The behaviour of some animals is easy to study, you just watch them. But what about animals like albatrosses that spend most of their lives beyond the horizon? We know where they do it, through GPS trackers, but not what they do. Recent research by Aline da Silva Cerqueira at King's College, London, and reported on the King's Global Affairs website might shed some light on this - or rather, not light, sound.
Fitting audio recorders to albatrosses allows you to listen in to their lives. They are quite large birds, the two species studied, Thalassarche melanophris, Diomedea exulans, have wingspans of 2.4m and 3.7m respectively, so plenty of carrying capacity (and the devices are much, much smaller than the image above!). And when you get the recordings behaviours can be assigned by what you hear;
Flight by flapping sounds, or wind rushing over wings during gliding
Vocalisations such as calls produced by the tagged bird, conspecifics or even other species
Preening characterised by repetitive tapping, scratching, or rubbing noises
On-water activity including splashing, paddling, or water displacement.
Of course, the birds might be doing more than one thing at a time, and it takes some experience to interpret what is actually going on. Which brings a further problem, there was a lot of audio! 436 hours worth. Too much, realistically, for researchers to listen to in real time, but they don't need to - this is exactly the sort of thing computers are good at. A Convolutional Neural Network was created in Google Colab and trained using a manually labelled seabird audio dataset. It was then verified by comparison of other data with human assessment, proving accurate over 95% of the time.

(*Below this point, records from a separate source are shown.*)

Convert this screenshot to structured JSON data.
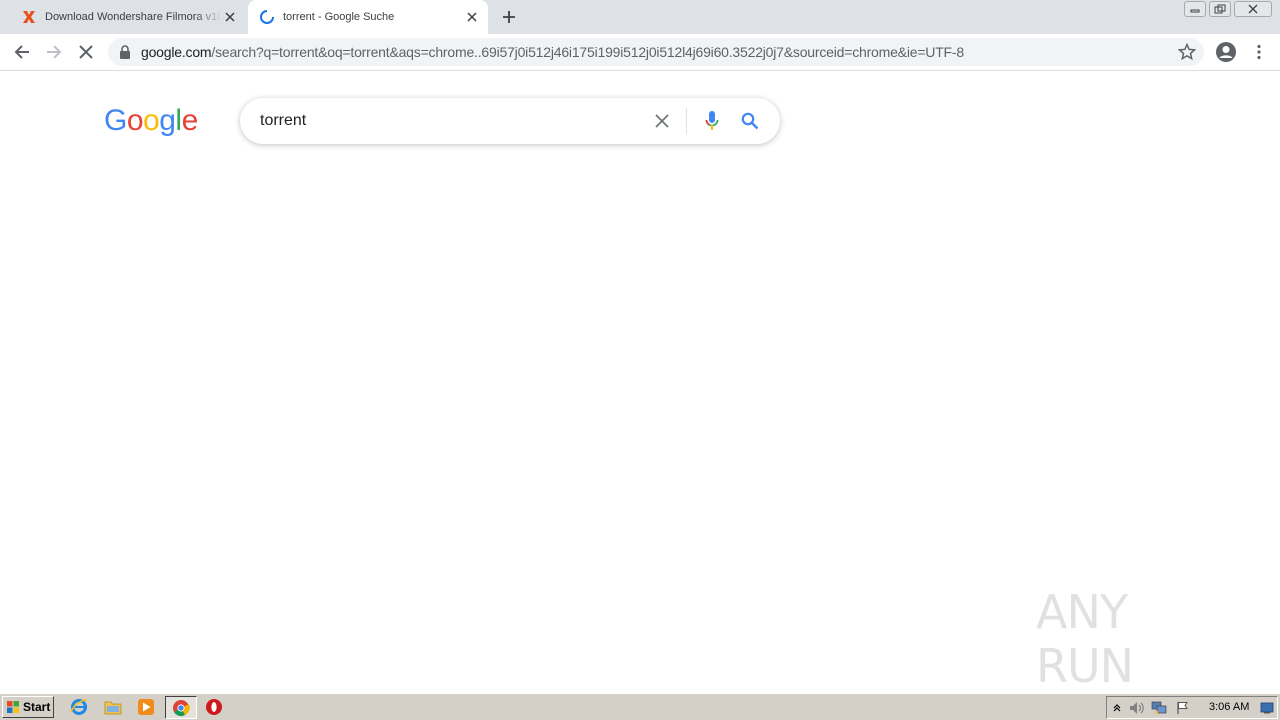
{
  "browser": {
    "tabs": [
      {
        "title": "Download Wondershare Filmora v10",
        "favicon": "x-brand-icon",
        "active": false
      },
      {
        "title": "torrent - Google Suche",
        "favicon": "loading-spinner-icon",
        "active": true
      }
    ],
    "url_host": "google.com",
    "url_rest": "/search?q=torrent&oq=torrent&aqs=chrome..69i57j0i512j46i175i199i512j0i512l4j69i60.3522j0j7&sourceid=chrome&ie=UTF-8"
  },
  "page": {
    "logo": [
      "G",
      "o",
      "o",
      "g",
      "l",
      "e"
    ],
    "logo_colors": [
      "#4285f4",
      "#ea4335",
      "#fbbc05",
      "#4285f4",
      "#34a853",
      "#ea4335"
    ],
    "search_query": "torrent"
  },
  "watermark": "ANY RUN",
  "taskbar": {
    "start_label": "Start",
    "clock": "3:06 AM"
  }
}
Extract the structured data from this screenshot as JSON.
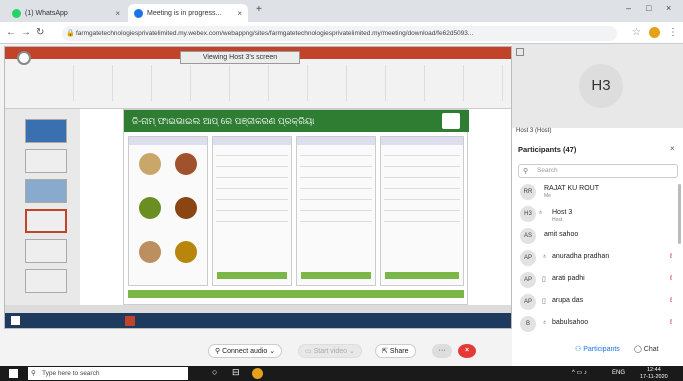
{
  "browser": {
    "tabs": [
      {
        "label": "(1) WhatsApp"
      },
      {
        "label": "Meeting is in progress..."
      }
    ],
    "new_tab": "+",
    "url": "farmgatetechnologiesprivatelimited.my.webex.com/webappng/sites/farmgatetechnologiesprivatelimited.my/meeting/download/fe62d5093..."
  },
  "share": {
    "viewing_label": "Viewing Host 3's screen",
    "slide_title": "ଜି-ନାମ୍ ଫାଇଭାଇଲ ଆପ୍ ରେ ପଞ୍ଜୀକରଣ ପ୍ରକ୍ରିୟା"
  },
  "right_panel": {
    "tile_initials": "H3",
    "tile_label": "Host 3 (Host)",
    "participants_header": "Participants (47)",
    "close": "×",
    "search_placeholder": "Search",
    "participants": [
      {
        "initials": "RR",
        "name": "RAJAT KU ROUT",
        "sub": "Me"
      },
      {
        "initials": "H3",
        "name": "Host 3",
        "sub": "Host"
      },
      {
        "initials": "AS",
        "name": "amit sahoo",
        "sub": ""
      },
      {
        "initials": "AP",
        "name": "anuradha pradhan",
        "sub": ""
      },
      {
        "initials": "AP",
        "name": "arati padhi",
        "sub": ""
      },
      {
        "initials": "AP",
        "name": "arupa das",
        "sub": ""
      },
      {
        "initials": "B",
        "name": "babulsahoo",
        "sub": ""
      }
    ],
    "participants_btn": "Participants",
    "chat_btn": "Chat"
  },
  "controls": {
    "connect_audio": "Connect audio",
    "start_video": "Start video",
    "share": "Share",
    "more": "···",
    "leave": "×"
  },
  "taskbar": {
    "search_placeholder": "Type here to search",
    "time": "12:44",
    "date": "17-11-2020",
    "lang": "ENG"
  },
  "colors": {
    "accent": "#1a73e8",
    "leave": "#e53935",
    "ppt": "#c0432a",
    "slide_header": "#2e7d32"
  }
}
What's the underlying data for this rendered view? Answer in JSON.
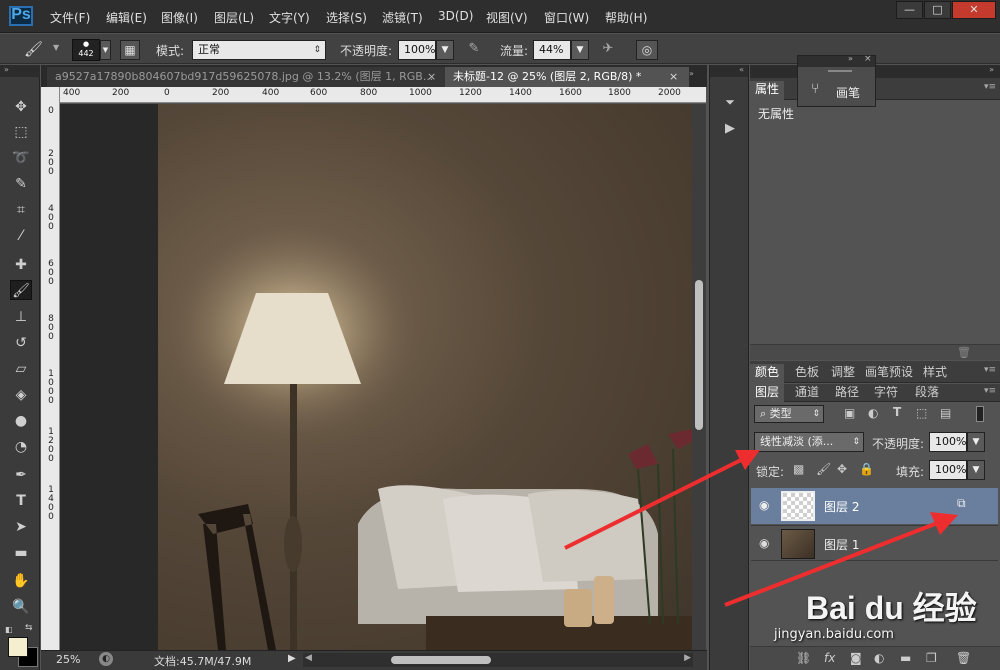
{
  "app": {
    "logo": "Ps"
  },
  "menu": [
    "文件(F)",
    "编辑(E)",
    "图像(I)",
    "图层(L)",
    "文字(Y)",
    "选择(S)",
    "滤镜(T)",
    "3D(D)",
    "视图(V)",
    "窗口(W)",
    "帮助(H)"
  ],
  "window_controls": {
    "minimize": "—",
    "maximize": "□",
    "close": "✕"
  },
  "options": {
    "brush_size": "442",
    "mode_label": "模式:",
    "mode_value": "正常",
    "opacity_label": "不透明度:",
    "opacity_value": "100%",
    "flow_label": "流量:",
    "flow_value": "44%"
  },
  "tabs": [
    {
      "label": "a9527a17890b804607bd917d59625078.jpg @ 13.2% (图层 1, RGB...",
      "close": "×"
    },
    {
      "label": "未标题-12 @ 25% (图层 2, RGB/8) *",
      "close": "×"
    }
  ],
  "hruler_ticks": [
    "400",
    "200",
    "0",
    "200",
    "400",
    "600",
    "800",
    "1000",
    "1200",
    "1400",
    "1600",
    "1800",
    "2000"
  ],
  "vruler_ticks": [
    "0",
    "2",
    "0",
    "4",
    "0",
    "6",
    "0",
    "8",
    "0",
    "1",
    "0",
    "1",
    "2",
    "1",
    "4",
    "1",
    "6"
  ],
  "status": {
    "zoom": "25%",
    "doc": "文档:45.7M/47.9M"
  },
  "brush_float": {
    "label": "画笔"
  },
  "properties_panel": {
    "tab": "属性",
    "content": "无属性"
  },
  "color_panel_tabs": [
    "颜色",
    "色板",
    "调整",
    "画笔预设",
    "样式"
  ],
  "layers_panel_tabs": [
    "图层",
    "通道",
    "路径",
    "字符",
    "段落"
  ],
  "layers": {
    "filter_label": "类型",
    "blend_mode": "线性减淡 (添...",
    "opacity_label": "不透明度:",
    "opacity_value": "100%",
    "lock_label": "锁定:",
    "fill_label": "填充:",
    "fill_value": "100%",
    "items": [
      {
        "name": "图层 2",
        "selected": true
      },
      {
        "name": "图层 1",
        "selected": false
      }
    ]
  },
  "watermark": {
    "brand": "Bai du 经验",
    "url": "jingyan.baidu.com"
  },
  "colors": {
    "accent_arrow": "#ee2e2e",
    "selected_layer": "#6a7f9e",
    "foreground": "#f5efd0"
  }
}
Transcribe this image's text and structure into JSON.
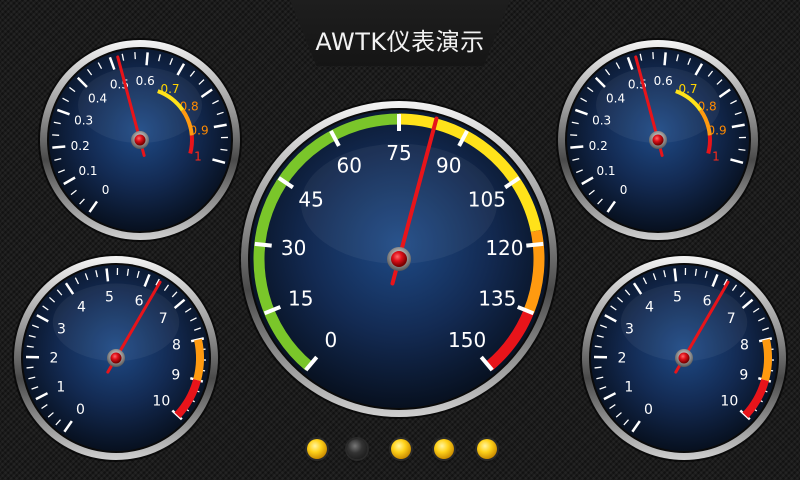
{
  "title": "AWTK仪表演示",
  "colors": {
    "needle": "#e8141a",
    "tick": "#ffffff",
    "label_white": "#ffffff",
    "label_yellow": "#ffd400",
    "label_orange": "#ff8a00",
    "label_red": "#ff2a1a",
    "arc_green": "#7ac62a",
    "arc_yellow": "#ffe21a",
    "arc_orange": "#ff9a10",
    "arc_red": "#e8141a",
    "dial_center": "#1e4a86",
    "dial_edge": "#07101f"
  },
  "gauges": [
    {
      "name": "gauge-top-left",
      "type": "small",
      "labels": [
        "0",
        "0.1",
        "0.2",
        "0.3",
        "0.4",
        "0.5",
        "0.6",
        "0.7",
        "0.8",
        "0.9",
        "1"
      ],
      "label_colors": [
        "w",
        "w",
        "w",
        "w",
        "w",
        "w",
        "w",
        "y",
        "o",
        "o",
        "r"
      ],
      "value": 0.52,
      "scale_min": 0,
      "scale_max": 1
    },
    {
      "name": "gauge-top-right",
      "type": "small",
      "labels": [
        "0",
        "0.1",
        "0.2",
        "0.3",
        "0.4",
        "0.5",
        "0.6",
        "0.7",
        "0.8",
        "0.9",
        "1"
      ],
      "label_colors": [
        "w",
        "w",
        "w",
        "w",
        "w",
        "w",
        "w",
        "y",
        "o",
        "o",
        "r"
      ],
      "value": 0.52,
      "scale_min": 0,
      "scale_max": 1
    },
    {
      "name": "gauge-center",
      "type": "big",
      "labels": [
        "0",
        "15",
        "30",
        "45",
        "60",
        "75",
        "90",
        "105",
        "120",
        "135",
        "150"
      ],
      "value": 83,
      "scale_min": 0,
      "scale_max": 150
    },
    {
      "name": "gauge-bottom-left",
      "type": "medium",
      "labels": [
        "0",
        "1",
        "2",
        "3",
        "4",
        "5",
        "6",
        "7",
        "8",
        "9",
        "10"
      ],
      "value": 6.3,
      "scale_min": 0,
      "scale_max": 10
    },
    {
      "name": "gauge-bottom-right",
      "type": "medium",
      "labels": [
        "0",
        "1",
        "2",
        "3",
        "4",
        "5",
        "6",
        "7",
        "8",
        "9",
        "10"
      ],
      "value": 6.3,
      "scale_min": 0,
      "scale_max": 10
    }
  ],
  "leds": [
    {
      "name": "led-1",
      "state": "on"
    },
    {
      "name": "led-2",
      "state": "off"
    },
    {
      "name": "led-3",
      "state": "on"
    },
    {
      "name": "led-4",
      "state": "on"
    },
    {
      "name": "led-5",
      "state": "on"
    }
  ]
}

So what are albatrosses doing? That is the next step! But combined with GPS, environmental data and tools like accelerometers which can tell if a bird is flapping or gliding (Maywar et al, 2025), albatrosses will soon give up their secrets.
References
da Silva Cerqueira, A. , Freeman, R., Phillips, R.A., Terence P. Dawson, T.P. (2025) Automated classification of albatross acoustic behaviour at sea: A free and open-source classifier for seabird sounds. Ecological Informatics 92 https://doi.org/10.1016/j.ecoinf.2025.103474
Maywar IJ, Phillips RA, Orben RA, Conners MG, Shaffer SA, Thorne LH. (2025). Differential impacts of wind and waves on albatross flight performance in two ocean basins. Mov Ecol., 14(1),1. doi: 10.1186/s40462-025-00614-w.